Я поворачиваю голову и целую надувной круг в гладкую чёрную поверхность. Пластик обжигает губы. Солнце продолжает палить. Я продолжаю дрейфовать по бескрайнему морю.
— И тебя я теперь не брошу, — обращаюсь я к мокрой кепке и сильнее нахлобучиваю её на голову. Снова обращаюсь к кругу: Извини, что поначалу испугался тебя, когда мама купила тебя. Просто ты чёрный, и на тебе нарисовали этот чёртов серый зонтик. Я боюсь зонтиков. То есть, не зонтиков, понимаешь, я боюсь Оле-Лукойе. Ты знаешь, кто это? Это такой старик, который прокрадывается к детям в комнату и наводит на них сны. У него два зонтика. Пёстрый и чёрный. Вот пёстрый он раскрывает над хорошими детьми, и они видят хорошие сны, а чёрный — над плохими, и они ничего не видят.

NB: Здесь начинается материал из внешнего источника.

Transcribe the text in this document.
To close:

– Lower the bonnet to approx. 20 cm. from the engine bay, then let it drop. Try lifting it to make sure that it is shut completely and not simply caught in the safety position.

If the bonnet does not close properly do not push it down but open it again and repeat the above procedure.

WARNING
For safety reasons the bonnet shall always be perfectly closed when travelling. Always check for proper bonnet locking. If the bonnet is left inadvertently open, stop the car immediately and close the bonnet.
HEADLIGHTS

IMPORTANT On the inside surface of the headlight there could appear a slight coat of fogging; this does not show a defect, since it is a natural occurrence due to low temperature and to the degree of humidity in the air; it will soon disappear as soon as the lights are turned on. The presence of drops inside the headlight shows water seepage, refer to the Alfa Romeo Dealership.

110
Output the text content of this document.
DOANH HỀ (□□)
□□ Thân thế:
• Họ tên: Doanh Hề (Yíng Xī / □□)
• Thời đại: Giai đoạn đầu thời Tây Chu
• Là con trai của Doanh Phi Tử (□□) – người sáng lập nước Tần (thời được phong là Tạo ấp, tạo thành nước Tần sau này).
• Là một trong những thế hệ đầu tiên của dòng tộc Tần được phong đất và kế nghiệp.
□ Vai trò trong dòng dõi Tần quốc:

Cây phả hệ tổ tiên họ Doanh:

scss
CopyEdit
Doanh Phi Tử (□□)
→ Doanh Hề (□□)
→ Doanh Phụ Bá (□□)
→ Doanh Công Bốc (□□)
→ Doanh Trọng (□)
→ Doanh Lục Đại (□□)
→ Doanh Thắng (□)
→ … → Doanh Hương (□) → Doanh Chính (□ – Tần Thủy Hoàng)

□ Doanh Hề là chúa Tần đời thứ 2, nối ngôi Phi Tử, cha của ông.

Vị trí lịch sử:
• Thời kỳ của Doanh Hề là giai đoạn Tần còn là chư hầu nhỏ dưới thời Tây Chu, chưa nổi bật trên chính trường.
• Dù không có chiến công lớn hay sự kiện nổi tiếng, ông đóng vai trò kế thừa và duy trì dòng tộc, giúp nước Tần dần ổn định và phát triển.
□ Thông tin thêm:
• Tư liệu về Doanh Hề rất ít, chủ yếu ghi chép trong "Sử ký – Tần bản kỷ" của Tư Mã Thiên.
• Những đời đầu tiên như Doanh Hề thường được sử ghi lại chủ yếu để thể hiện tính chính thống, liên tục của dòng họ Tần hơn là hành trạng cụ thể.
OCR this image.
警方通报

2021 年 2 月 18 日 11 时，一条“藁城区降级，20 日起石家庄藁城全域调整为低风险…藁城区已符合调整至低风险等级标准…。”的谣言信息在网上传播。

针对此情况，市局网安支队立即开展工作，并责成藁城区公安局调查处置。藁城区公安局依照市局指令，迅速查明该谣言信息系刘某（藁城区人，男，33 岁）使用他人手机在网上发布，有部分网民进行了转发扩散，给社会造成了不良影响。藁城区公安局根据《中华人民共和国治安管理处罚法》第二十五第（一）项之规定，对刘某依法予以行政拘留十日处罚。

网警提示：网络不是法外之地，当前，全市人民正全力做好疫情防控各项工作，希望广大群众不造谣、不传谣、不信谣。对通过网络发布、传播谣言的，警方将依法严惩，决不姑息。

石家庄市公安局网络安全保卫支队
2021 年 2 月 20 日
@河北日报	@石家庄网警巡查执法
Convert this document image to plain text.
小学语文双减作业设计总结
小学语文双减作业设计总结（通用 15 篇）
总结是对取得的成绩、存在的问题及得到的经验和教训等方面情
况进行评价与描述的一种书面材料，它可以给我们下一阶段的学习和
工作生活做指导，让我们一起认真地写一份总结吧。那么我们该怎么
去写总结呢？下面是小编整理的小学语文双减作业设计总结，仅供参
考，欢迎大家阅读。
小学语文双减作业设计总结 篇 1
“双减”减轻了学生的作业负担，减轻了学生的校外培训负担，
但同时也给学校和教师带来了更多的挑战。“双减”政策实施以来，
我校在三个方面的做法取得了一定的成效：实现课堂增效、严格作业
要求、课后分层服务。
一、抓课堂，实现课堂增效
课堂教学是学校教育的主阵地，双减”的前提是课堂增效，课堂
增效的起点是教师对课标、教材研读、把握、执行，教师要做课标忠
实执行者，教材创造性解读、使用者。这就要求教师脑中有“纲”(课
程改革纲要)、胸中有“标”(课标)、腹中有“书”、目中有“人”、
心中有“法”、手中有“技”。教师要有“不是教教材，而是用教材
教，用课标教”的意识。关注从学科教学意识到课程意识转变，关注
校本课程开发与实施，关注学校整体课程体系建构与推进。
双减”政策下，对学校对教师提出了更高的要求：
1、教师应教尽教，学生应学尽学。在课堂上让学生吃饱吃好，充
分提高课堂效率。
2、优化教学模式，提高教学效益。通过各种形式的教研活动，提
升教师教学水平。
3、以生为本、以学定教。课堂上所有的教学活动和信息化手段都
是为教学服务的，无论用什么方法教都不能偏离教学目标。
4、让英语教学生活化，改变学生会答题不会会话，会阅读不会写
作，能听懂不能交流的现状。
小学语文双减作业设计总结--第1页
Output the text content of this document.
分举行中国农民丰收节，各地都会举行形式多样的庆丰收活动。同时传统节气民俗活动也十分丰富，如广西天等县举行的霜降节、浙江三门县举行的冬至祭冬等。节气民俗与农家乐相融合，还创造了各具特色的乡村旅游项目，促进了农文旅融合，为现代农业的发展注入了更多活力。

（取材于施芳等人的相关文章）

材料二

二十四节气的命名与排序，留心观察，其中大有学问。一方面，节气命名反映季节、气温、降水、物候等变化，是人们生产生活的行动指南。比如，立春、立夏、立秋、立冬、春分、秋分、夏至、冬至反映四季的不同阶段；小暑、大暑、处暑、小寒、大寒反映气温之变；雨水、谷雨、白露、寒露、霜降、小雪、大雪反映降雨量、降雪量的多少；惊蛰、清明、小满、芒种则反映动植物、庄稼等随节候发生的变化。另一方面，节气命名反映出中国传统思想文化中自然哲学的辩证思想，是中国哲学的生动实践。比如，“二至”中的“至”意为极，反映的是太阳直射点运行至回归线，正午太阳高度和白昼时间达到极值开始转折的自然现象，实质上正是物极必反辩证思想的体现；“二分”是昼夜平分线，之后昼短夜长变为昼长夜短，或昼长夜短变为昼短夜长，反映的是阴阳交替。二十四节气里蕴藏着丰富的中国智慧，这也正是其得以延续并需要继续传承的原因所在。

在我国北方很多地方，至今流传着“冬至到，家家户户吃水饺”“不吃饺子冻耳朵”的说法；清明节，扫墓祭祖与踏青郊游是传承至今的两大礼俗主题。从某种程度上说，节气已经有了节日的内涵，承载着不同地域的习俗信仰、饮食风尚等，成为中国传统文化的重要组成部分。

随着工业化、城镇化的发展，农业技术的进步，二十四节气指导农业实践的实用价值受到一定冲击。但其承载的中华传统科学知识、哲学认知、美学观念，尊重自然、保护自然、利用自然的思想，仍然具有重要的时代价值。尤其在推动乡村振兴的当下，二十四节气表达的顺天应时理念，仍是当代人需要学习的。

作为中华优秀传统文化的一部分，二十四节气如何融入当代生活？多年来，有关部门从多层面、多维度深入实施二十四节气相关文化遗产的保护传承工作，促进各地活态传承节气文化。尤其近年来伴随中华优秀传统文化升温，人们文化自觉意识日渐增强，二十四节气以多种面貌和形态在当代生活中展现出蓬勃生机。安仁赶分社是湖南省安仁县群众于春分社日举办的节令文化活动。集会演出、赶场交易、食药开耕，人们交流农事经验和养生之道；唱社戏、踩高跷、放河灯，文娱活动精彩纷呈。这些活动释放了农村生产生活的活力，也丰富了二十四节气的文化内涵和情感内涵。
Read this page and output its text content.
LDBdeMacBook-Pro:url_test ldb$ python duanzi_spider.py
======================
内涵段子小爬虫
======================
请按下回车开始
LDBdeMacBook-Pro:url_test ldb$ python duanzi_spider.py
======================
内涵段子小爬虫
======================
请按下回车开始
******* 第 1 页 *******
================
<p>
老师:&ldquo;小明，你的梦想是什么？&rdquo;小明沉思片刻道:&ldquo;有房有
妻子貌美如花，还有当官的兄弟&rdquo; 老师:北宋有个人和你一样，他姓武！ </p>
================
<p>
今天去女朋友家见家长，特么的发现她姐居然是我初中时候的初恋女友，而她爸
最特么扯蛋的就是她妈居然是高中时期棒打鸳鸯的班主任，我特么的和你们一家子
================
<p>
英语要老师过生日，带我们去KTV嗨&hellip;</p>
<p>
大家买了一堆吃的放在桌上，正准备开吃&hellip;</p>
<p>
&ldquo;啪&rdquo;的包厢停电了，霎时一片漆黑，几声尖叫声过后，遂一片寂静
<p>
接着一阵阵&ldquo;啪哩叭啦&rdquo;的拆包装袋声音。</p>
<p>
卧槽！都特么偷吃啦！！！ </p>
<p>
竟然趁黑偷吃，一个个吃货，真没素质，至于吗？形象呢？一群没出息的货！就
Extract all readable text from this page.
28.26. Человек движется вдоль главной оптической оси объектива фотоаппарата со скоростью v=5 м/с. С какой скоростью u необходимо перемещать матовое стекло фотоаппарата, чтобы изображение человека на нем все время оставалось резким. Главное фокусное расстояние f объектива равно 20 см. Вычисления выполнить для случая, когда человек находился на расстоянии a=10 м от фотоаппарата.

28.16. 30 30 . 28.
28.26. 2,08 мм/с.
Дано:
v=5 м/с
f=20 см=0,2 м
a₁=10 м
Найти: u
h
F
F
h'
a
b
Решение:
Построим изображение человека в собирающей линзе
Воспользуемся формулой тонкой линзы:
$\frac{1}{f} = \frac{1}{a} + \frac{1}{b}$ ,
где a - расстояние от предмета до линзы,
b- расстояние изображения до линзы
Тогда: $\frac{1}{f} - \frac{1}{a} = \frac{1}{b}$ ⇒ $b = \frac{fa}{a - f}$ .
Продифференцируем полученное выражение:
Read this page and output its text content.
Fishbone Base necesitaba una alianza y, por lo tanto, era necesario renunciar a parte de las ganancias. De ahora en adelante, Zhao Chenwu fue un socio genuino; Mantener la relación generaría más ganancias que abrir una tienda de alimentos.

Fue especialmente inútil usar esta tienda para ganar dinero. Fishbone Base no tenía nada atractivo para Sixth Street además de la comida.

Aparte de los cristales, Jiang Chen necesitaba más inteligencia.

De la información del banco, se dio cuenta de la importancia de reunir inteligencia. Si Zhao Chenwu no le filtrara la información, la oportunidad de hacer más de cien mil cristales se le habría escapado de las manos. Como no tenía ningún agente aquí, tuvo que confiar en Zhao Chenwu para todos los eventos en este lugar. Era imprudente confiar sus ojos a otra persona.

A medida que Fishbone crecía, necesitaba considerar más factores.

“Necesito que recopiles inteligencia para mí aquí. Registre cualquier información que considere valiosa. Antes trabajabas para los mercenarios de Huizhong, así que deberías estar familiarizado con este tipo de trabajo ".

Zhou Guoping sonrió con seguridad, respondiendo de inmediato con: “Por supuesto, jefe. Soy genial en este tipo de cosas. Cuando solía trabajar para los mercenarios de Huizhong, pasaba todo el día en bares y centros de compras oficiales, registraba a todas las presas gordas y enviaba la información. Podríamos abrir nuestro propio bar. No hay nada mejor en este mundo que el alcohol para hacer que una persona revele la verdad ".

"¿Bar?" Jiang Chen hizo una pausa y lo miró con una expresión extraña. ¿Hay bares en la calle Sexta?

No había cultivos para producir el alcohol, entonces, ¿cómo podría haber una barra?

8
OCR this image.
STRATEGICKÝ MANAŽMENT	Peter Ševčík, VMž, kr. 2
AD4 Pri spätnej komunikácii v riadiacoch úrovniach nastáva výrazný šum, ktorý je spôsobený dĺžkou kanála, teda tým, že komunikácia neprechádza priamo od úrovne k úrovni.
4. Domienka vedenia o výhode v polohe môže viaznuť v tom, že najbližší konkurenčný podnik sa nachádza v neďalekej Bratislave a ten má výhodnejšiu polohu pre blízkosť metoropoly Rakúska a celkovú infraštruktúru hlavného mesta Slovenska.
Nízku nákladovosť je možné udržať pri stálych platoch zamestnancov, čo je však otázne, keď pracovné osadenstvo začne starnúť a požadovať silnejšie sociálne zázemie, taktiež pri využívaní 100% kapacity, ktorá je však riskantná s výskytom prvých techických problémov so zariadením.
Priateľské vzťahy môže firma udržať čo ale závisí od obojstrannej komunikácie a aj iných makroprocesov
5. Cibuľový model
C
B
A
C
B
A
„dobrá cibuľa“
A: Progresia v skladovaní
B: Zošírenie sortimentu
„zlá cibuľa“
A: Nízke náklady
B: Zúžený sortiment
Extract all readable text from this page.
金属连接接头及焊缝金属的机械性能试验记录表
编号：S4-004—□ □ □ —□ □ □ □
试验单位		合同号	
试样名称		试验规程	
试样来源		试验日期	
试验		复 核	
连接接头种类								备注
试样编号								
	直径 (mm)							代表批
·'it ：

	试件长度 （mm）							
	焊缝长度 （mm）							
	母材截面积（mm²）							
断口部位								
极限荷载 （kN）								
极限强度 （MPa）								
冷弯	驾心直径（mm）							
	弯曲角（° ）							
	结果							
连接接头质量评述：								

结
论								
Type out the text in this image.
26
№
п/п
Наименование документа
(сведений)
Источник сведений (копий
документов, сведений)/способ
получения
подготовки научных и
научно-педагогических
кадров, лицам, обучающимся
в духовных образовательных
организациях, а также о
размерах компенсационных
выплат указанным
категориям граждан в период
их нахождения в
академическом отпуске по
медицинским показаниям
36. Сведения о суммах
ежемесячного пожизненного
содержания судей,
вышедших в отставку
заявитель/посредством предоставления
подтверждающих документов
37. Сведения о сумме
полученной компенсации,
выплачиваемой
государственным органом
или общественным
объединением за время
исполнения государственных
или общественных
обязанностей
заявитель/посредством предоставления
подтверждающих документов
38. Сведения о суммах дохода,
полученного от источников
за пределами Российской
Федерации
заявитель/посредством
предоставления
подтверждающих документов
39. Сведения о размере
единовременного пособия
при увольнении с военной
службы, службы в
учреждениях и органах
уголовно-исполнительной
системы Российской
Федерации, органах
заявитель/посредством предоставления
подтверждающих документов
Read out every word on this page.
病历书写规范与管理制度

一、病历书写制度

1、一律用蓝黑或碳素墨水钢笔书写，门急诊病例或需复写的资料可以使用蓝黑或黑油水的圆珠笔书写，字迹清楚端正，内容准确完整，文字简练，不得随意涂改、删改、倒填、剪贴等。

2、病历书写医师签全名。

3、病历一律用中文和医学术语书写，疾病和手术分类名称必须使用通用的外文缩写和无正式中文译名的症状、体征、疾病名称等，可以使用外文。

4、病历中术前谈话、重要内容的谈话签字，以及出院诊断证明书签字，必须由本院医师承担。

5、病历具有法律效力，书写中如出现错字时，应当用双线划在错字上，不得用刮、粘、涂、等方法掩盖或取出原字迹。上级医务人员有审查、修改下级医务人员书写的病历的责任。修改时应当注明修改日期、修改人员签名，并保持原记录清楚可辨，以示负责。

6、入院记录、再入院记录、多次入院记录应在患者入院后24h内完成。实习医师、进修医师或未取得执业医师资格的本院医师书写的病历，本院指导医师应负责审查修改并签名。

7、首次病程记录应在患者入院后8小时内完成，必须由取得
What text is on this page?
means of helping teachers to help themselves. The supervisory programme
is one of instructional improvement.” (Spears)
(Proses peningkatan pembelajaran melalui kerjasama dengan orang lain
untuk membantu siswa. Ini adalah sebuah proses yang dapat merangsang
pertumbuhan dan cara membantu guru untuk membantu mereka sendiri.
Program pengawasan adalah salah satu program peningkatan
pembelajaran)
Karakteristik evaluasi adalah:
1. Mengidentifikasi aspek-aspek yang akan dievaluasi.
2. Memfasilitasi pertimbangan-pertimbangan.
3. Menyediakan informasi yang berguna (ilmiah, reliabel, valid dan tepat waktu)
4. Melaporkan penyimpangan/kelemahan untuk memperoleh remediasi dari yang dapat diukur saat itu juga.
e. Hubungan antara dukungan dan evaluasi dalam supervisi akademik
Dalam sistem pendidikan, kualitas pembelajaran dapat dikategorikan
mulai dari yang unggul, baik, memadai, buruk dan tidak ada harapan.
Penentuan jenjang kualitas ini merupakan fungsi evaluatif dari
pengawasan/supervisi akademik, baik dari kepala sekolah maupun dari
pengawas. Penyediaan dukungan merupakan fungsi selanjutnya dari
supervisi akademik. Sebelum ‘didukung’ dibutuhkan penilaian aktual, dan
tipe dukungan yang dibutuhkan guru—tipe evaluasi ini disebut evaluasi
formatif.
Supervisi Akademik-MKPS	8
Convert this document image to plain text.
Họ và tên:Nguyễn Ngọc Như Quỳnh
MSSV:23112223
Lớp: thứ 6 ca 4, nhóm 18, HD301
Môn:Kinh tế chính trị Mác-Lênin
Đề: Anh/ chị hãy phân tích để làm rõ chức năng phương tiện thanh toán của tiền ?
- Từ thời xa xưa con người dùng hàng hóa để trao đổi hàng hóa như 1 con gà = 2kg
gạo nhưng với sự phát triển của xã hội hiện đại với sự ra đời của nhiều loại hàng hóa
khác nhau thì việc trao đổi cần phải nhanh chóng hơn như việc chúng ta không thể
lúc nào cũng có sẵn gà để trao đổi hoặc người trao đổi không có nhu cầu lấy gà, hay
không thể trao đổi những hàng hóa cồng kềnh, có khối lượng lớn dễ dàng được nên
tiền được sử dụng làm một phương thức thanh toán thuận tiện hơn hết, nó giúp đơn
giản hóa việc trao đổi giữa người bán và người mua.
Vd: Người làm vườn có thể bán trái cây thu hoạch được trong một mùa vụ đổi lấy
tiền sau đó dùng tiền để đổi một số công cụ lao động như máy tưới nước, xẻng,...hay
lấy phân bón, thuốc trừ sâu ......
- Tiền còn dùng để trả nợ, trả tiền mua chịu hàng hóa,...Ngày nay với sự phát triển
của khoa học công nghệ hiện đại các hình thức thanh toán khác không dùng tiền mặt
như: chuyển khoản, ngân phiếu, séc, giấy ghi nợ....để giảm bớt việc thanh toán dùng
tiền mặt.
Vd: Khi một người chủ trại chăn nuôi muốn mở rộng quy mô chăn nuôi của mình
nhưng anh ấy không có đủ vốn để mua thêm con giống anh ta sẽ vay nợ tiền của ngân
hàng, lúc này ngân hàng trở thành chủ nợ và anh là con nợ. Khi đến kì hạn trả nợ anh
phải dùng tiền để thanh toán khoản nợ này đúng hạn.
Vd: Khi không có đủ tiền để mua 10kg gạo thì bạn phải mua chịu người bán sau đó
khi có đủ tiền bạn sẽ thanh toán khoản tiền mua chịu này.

Вот так. Ты скажешь, что старикашка-то он добрый, раз сны хорошие дарит, но я его очень-очень-очень боюсь. Наверное, потому, что когда я был маленьким, и мама читала мне эту сказку, как раз в это время позвонили с больницы и сказали, что папа умер. Папу съела какая-то болезнь. В тот вечер мама постоянно плакала, уехала, а я уснул на кровати рядом с книжкой про Оле-Лукойе. Он смотрел с картинки. Такой весёлый, в морщинках, с широкой улыбкой. А когда я уснул, мне приснился самый страшный кошмар за всю жизнь. Я уже позабыл, правда, его, но с тех пор ненавижу Оле-Лукойе.
Я перевожу дыхание и чувствую, что хочу есть.
— Я очень любил папу. Он говорил, что я красивый, самый красивый сын в мире. Как ты думаешь, я правда красивый? Хотя, ты ж меня не видишь, у тебя нетуглаз. У меня очень мягкие кудрявые волосы, такого светло-коричневого цвета. Мама говорит, что этот цвет называется русый. Спереди они короткие, а сзади у меня свисают несколько кудряшек. Они аж ниже шеи висят. Впрочем, ты это чувствуешь, наверное. А вот лицо у меня тонкое, так говорил папа. Говорит, что у меня тонкий-тонкий нос и настолько ровный, будто природа долго оттачивала своё совершенство, чтобы сделать такой. И ещё у меня тонкие губы, а вот глаза нормальные, только брови ближе к переносице выделяются, поэтому кажется, что я постоянно хмурюсь. А вообще, я очень худой, как струна. — Я хихикаю. — И смуглый. А тут приехал и стал загорать, и теперь ещё чернее. Ещё чуть-чуть, и буду шоколадным негром.
Я снова хихикаю и закрываю глаза. Кажется, я засыпаю.
Я просыпаюсь. Точнее, выхожу из череды смутных приятных образов — видимо, когда я задремал, мой враг детства Оле-Лукойе раскрыл надо мной пёстрый зонтик — в реальность. Вода. Я шевелюсь, и с моих губ срывается стон.
Солнце уже склонилось к горизонту, но до этого оно палило, жгло мою кожу. Все ноги и руки покрыты красными пятнами. Стоит повернуть конечностями, жгучая боль впивается в сгибы на локтях, коленях, ступнях, кистях.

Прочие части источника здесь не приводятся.